Unlike an industry self-regulatory group that a company joins voluntarily, however, the way in which Spamhaus controls the flow of information (via ISPs) means that online marketers have no choice in being subject to Spamhaus’s oversight. Thus, Spamhaus – an entity with no governmental powers and no rulemaking authority – in essence becomes an entity with quasi-policing powers as a result of its widespread adoption. Even worse, a company wrongfully classified as a spammer has no formal due process rights and, instead, must comply with Spamhaus’s procedures to be removed from its lists – a complex and time consuming process. While Spamhaus obviously serves a useful purpose in controlling spam, its methods may be heavy-handed and the power is largely unchecked.

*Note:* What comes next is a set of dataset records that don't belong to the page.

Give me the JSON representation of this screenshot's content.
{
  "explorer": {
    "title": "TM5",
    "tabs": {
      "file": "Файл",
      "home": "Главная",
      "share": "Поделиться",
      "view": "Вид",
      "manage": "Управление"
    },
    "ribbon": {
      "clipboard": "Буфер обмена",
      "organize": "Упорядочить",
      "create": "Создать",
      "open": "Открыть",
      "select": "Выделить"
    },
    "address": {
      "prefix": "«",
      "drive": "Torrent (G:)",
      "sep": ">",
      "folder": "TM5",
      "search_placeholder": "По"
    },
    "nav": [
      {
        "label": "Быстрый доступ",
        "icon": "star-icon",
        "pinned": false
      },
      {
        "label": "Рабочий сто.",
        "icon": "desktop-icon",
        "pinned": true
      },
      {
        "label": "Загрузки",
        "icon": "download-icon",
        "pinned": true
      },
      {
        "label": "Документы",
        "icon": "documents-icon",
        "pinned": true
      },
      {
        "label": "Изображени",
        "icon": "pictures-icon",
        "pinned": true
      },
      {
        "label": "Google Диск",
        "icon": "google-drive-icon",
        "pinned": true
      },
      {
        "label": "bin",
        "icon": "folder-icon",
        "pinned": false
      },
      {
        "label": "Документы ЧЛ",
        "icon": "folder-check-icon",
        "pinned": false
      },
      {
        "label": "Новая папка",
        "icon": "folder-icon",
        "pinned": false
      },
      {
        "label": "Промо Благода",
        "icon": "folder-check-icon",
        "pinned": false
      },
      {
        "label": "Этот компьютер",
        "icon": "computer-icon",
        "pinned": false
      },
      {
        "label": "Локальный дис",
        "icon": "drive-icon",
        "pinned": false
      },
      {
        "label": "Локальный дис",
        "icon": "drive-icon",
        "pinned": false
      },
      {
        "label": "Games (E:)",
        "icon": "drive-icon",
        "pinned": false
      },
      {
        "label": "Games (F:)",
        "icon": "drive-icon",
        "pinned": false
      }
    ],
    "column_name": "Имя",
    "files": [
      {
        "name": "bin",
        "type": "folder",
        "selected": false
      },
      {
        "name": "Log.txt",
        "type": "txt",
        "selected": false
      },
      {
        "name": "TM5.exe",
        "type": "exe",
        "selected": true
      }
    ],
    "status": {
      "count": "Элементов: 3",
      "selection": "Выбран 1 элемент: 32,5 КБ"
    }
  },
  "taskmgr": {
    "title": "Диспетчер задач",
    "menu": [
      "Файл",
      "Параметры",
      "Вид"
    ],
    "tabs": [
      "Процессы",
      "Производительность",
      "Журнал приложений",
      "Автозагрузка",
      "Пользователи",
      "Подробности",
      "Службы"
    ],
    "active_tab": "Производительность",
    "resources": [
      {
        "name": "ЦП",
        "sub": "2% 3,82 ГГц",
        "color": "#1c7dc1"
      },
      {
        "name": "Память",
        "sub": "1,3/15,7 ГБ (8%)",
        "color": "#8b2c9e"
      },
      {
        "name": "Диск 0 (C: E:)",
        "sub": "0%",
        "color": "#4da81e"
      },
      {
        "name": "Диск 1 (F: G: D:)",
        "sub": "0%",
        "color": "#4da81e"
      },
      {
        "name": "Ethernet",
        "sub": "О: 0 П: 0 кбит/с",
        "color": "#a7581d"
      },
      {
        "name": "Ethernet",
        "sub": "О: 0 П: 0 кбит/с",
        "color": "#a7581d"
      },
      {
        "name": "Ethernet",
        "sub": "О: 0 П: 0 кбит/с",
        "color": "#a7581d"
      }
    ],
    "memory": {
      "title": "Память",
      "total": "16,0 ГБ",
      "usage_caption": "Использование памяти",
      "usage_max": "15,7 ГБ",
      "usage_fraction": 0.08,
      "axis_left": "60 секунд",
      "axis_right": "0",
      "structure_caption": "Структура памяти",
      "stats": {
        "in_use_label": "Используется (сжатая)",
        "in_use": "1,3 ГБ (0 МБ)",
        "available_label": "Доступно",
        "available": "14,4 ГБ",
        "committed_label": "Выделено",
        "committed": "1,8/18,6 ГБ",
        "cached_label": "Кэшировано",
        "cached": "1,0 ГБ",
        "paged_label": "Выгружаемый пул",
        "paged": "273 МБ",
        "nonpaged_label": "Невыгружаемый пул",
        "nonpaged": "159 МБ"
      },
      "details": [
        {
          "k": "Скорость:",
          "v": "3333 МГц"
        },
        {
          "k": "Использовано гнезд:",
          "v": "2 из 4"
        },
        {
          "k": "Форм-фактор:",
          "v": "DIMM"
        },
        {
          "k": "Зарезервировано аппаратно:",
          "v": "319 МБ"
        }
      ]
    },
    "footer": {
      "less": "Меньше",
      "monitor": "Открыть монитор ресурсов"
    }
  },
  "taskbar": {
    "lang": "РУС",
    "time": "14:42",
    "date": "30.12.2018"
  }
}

Absent any vocal outcry by legitimate email marketers caught in Spamhaus’s filters, or any legislation or court judgment that forces Spamhaus to change its ways, Spamhaus is likely to continue dictating requirements for marketing emails. Spamhaus has been sued before under claims of tortuous interference with contractual relations and prospective economic advantage, as well as for defamation, but Spamhaus’s actually liability for these torts was never determined because it allowed a default to be entered against it (therefore admitting liability procedurally). In addition, a Dutch ISP provider filed police complaints against Spamhaus alleging blackmail, among other claims.

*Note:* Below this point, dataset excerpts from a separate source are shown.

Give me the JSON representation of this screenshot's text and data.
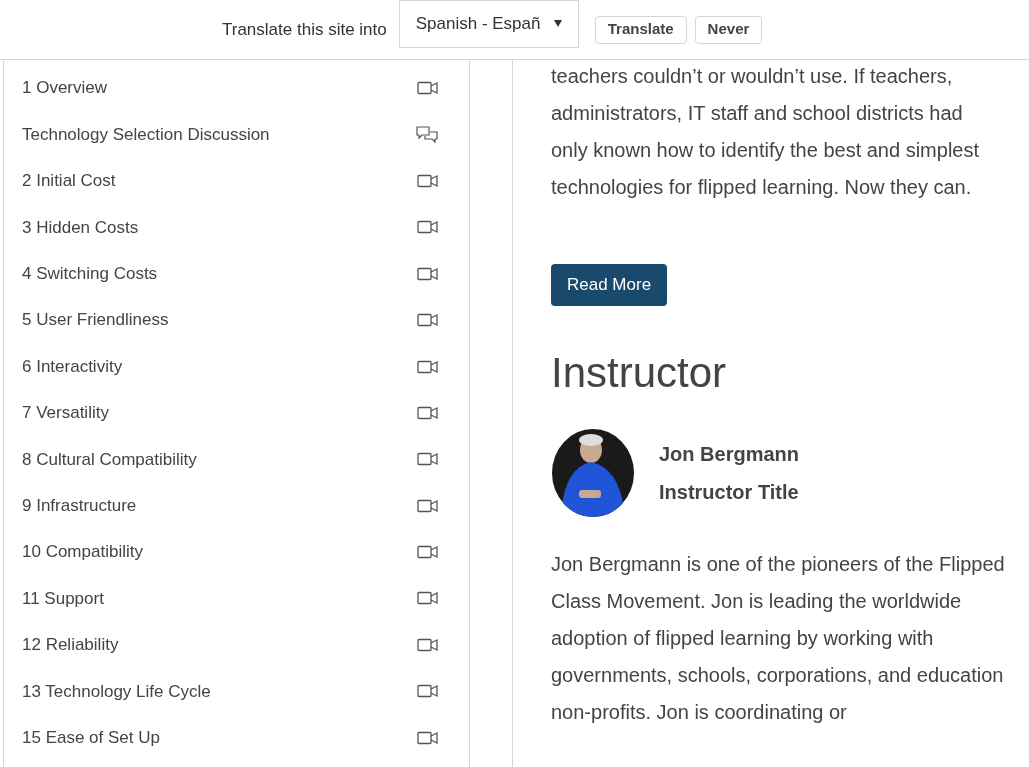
{
  "translate_bar": {
    "label": "Translate this site into",
    "language": "Spanish - Españ",
    "buttons": [
      "Translate",
      "Never"
    ]
  },
  "lessons": [
    {
      "title": "1 Overview",
      "kind": "video"
    },
    {
      "title": "Technology Selection Discussion",
      "kind": "discussion"
    },
    {
      "title": "2 Initial Cost",
      "kind": "video"
    },
    {
      "title": "3 Hidden Costs",
      "kind": "video"
    },
    {
      "title": "4 Switching Costs",
      "kind": "video"
    },
    {
      "title": "5 User Friendliness",
      "kind": "video"
    },
    {
      "title": "6 Interactivity",
      "kind": "video"
    },
    {
      "title": "7 Versatility",
      "kind": "video"
    },
    {
      "title": "8 Cultural Compatibility",
      "kind": "video"
    },
    {
      "title": "9 Infrastructure",
      "kind": "video"
    },
    {
      "title": "10 Compatibility",
      "kind": "video"
    },
    {
      "title": "11 Support",
      "kind": "video"
    },
    {
      "title": "12 Reliability",
      "kind": "video"
    },
    {
      "title": "13 Technology Life Cycle",
      "kind": "video"
    },
    {
      "title": "15 Ease of Set Up",
      "kind": "video"
    }
  ],
  "description": "teachers couldn’t or wouldn’t use. If teachers, administrators, IT staff and school districts had only known how to identify the best and simplest technologies for flipped learning. Now they can.",
  "read_more": "Read More",
  "instructor": {
    "heading": "Instructor",
    "name": "Jon Bergmann",
    "title": "Instructor Title",
    "bio": "Jon Bergmann is one of the pioneers of the Flipped Class Movement. Jon is leading the worldwide adoption of flipped learning by working with governments, schools, corporations, and education non-profits. Jon is coordinating or"
  }
}
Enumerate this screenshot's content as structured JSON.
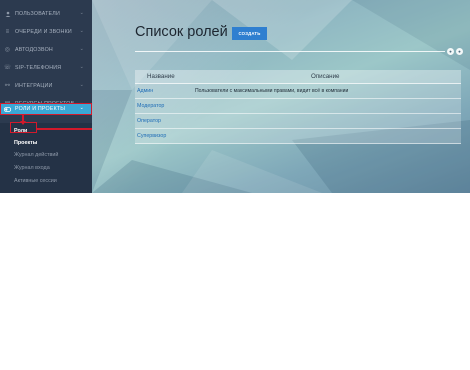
{
  "sidebar": {
    "items": [
      {
        "label": "Пользователи",
        "icon": "user-icon"
      },
      {
        "label": "Очереди и звонки",
        "icon": "queue-icon"
      },
      {
        "label": "Автодозвон",
        "icon": "autodial-icon"
      },
      {
        "label": "SIP-телефония",
        "icon": "phone-icon"
      },
      {
        "label": "Интеграции",
        "icon": "integration-icon"
      },
      {
        "label": "Ресурсы проектов",
        "icon": "resources-icon"
      },
      {
        "label": "Роли и проекты",
        "icon": "toggle-icon",
        "active": true
      }
    ],
    "subitems": [
      {
        "label": "Роли",
        "active": true
      },
      {
        "label": "Проекты",
        "bold": true
      },
      {
        "label": "Журнал действий"
      },
      {
        "label": "Журнал входа"
      },
      {
        "label": "Активные сессии"
      }
    ]
  },
  "main": {
    "title": "Список ролей",
    "create_label": "создать",
    "table": {
      "columns": [
        "Название",
        "Описание"
      ],
      "rows": [
        {
          "name": "Админ",
          "description": "Пользователи с максимальными правами, видит всё в компании"
        },
        {
          "name": "Модератор",
          "description": ""
        },
        {
          "name": "Оператор",
          "description": ""
        },
        {
          "name": "Супервизор",
          "description": ""
        }
      ]
    }
  },
  "colors": {
    "sidebar_bg": "#2c3a4f",
    "active_item": "#3aa7d6",
    "highlight": "#d3192b",
    "button": "#2f7fd0",
    "link": "#1f6db7"
  }
}
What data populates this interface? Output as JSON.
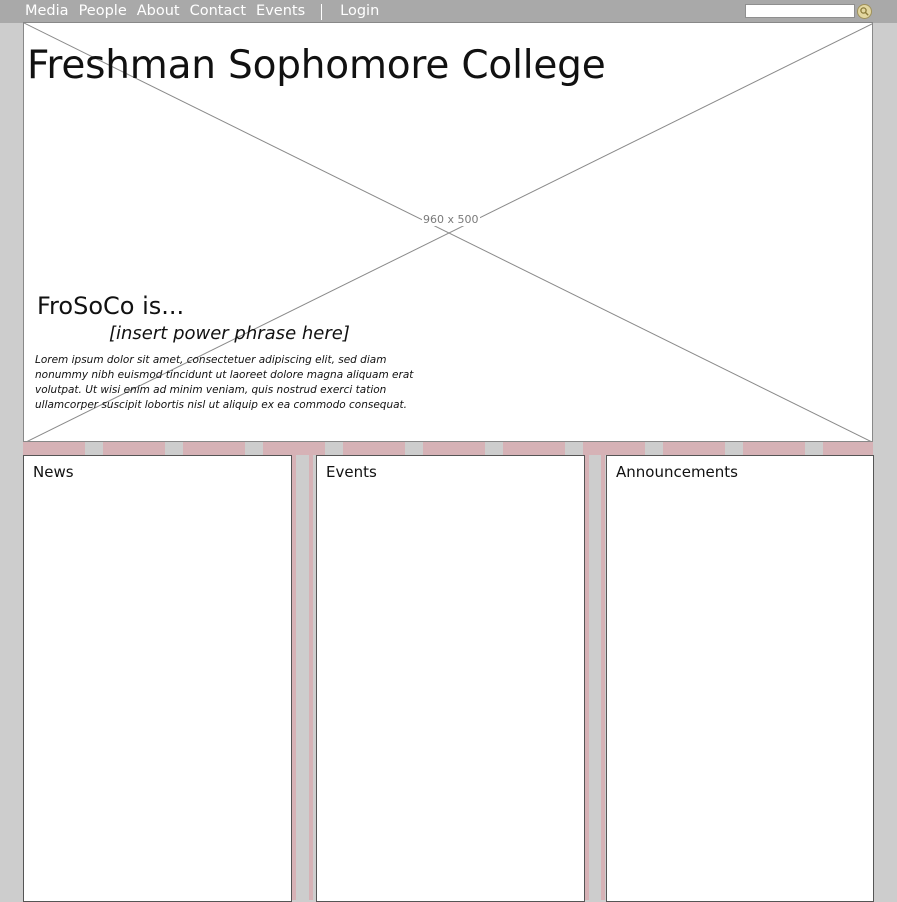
{
  "nav": {
    "items": [
      "Media",
      "People",
      "About",
      "Contact",
      "Events"
    ],
    "login": "Login"
  },
  "search": {
    "value": ""
  },
  "hero": {
    "site_title": "Freshman Sophomore College",
    "image_placeholder": "960 x 500",
    "tag_heading": "FroSoCo is...",
    "power_phrase": "[insert power phrase here]",
    "lorem": "Lorem ipsum dolor sit amet, consectetuer adipiscing elit, sed diam nonummy nibh euismod tincidunt ut laoreet dolore magna aliquam erat volutpat. Ut wisi enim ad minim veniam, quis nostrud exerci tation ullamcorper suscipit lobortis nisl ut aliquip ex ea commodo consequat."
  },
  "panels": {
    "news": "News",
    "events": "Events",
    "announcements": "Announcements"
  },
  "colors": {
    "background": "#cdcdcd",
    "topbar": "#a9a9a9",
    "stripe": "#d6b2b6"
  }
}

If Spamhaus continues blocking legitimate retailers’ emails for failing to play by Spamhaus’s rules, it seems likely that Spamhaus may face additional lawsuits in the future – perhaps raising similar claims – where its methods may be challenged. Spamhaus’s actions combined with its market power in the U.S. also may subject it to antitrust claims. Beyond legislative action or litigation, email marketers caught in Spamhaus’s web need to follow the complex and time consuming process to be removed from the organization’s blocklists.

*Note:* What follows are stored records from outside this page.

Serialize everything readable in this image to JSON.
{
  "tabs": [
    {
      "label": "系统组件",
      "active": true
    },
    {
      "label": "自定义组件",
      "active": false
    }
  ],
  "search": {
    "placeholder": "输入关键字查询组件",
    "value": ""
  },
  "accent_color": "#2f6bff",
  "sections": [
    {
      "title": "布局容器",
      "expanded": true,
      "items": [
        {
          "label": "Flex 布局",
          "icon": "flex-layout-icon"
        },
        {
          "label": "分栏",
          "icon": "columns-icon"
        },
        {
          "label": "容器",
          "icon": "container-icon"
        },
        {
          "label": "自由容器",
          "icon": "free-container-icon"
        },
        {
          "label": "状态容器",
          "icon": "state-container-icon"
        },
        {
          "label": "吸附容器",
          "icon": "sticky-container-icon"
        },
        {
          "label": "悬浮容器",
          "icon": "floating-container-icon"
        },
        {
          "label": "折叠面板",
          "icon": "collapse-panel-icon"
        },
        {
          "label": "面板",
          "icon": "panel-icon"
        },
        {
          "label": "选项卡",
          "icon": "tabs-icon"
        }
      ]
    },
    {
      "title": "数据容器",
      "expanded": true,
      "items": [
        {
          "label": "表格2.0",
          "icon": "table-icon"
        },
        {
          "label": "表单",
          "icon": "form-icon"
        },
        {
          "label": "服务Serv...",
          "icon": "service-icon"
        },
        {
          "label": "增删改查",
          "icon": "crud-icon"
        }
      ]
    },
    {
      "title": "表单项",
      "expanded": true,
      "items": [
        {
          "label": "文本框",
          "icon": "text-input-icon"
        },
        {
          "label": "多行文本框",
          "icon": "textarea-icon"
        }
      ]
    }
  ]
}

In the meantime, email marketers should be aware that compliance with CAN-SPAM, self-regulatory guidance and best practices may not be enough to run a successful email campaign. The specter of being blocked by a third-party such as Spamhaus always remains. A company seeking to avoid finding itself caught in Spamhaus’s spamtraps and on its blocklists might seek to be more careful in verifying email addresses at the time of collection, perhaps through the use of simple scripts that catch common misspellings of popular webmail services. Email marketers might also seek to remove typo addresses by using an email list hygiene services. Finally, companies should have a plan in place to engage Spamhaus in the event their emails are blocked.
Of course, companies could always choose to follow Spamhaus’s best practices. In any event, email marketers should tread carefully.